Kaolinitic clays, both natural (NKC) and calcined (CKC), at 10, 25, and 40%, contribute to the increase of the mechanical resistance of mortar specimens from 7 to 90 days. In the case of NKC at 10%, the gain is very positive in relation to the formulas of 25 and 40%. However, the increase in mechanical resistance grows exponentially when the kaolinitic clays have been calcined (CKC). It is significant that at 7 days, the specimens with CKC at 10 and 25% equal or exceed the value of the resistance of the reference specimen; this phenomenon continues to manifest at 28 and 90 days of curing, a period in which specimens with 40% formulations also match the mechanical strength of RMS.

Specimens made with NKC only exceed 75% of the Resistant Activity Index when their proportion was 10%, a fact that is different from what happens with specimens containing CKC in which all calculated RAI values significantly exceed the normalized limit value.

The nature and proportion of the kaolinitic clays (NKC and CKC) used in this research seem to cause an increase in the propagation time of the ultrasonic wave and a decrease in the speed of the ultrasonic pulse through the specimens, which depends directly on the proportion of NKC and CKC in the specimens. Therefore, specimens with a content of 10% NKC and CKC are those that behave closest to the reference specimen (RMS).

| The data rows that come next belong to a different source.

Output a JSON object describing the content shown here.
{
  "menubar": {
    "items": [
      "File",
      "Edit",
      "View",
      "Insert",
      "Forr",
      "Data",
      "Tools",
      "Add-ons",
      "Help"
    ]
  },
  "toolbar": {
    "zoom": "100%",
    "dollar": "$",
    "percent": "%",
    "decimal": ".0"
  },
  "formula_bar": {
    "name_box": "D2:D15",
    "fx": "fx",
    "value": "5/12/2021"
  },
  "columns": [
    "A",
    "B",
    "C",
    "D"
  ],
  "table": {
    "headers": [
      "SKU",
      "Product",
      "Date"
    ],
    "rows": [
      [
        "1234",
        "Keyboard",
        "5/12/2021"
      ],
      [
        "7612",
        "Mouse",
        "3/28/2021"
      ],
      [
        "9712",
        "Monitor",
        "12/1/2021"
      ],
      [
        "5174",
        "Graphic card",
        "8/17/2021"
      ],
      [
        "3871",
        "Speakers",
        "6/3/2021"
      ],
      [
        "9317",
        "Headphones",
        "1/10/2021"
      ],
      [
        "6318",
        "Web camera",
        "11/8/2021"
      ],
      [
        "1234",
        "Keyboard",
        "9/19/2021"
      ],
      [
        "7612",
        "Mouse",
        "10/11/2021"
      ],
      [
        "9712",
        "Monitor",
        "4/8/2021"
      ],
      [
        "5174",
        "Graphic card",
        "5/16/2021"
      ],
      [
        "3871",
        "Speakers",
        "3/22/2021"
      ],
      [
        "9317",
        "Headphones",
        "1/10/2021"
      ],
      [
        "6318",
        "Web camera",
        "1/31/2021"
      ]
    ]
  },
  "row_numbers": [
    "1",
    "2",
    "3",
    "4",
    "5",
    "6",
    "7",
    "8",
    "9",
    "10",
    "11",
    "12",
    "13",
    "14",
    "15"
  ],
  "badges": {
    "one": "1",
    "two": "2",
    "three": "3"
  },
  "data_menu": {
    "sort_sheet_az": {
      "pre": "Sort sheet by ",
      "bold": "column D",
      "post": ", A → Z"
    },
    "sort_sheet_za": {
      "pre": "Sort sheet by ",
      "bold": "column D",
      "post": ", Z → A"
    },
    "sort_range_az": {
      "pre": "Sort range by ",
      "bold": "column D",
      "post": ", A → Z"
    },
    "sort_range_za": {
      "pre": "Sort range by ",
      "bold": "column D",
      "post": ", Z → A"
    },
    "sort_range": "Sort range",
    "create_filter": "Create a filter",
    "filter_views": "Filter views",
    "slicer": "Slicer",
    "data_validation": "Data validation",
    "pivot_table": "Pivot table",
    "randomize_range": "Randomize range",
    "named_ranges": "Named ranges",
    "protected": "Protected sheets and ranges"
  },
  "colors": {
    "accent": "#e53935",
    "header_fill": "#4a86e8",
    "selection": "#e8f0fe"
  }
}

All of the above emphasizes that the materials analyzed in this research could not only be capable of replacing Portland cement in a standardized way but could also be used to improve eco-efficient pozzolanic cement that is more environmentally friendly, therefore reducing the emission of greenhouse gases into the atmosphere and contributing to the process of reversing climate change. Furthermore, for industrial processes, costs could be comparatively lower due to the use of geologically abundant and easily accessible natural materials.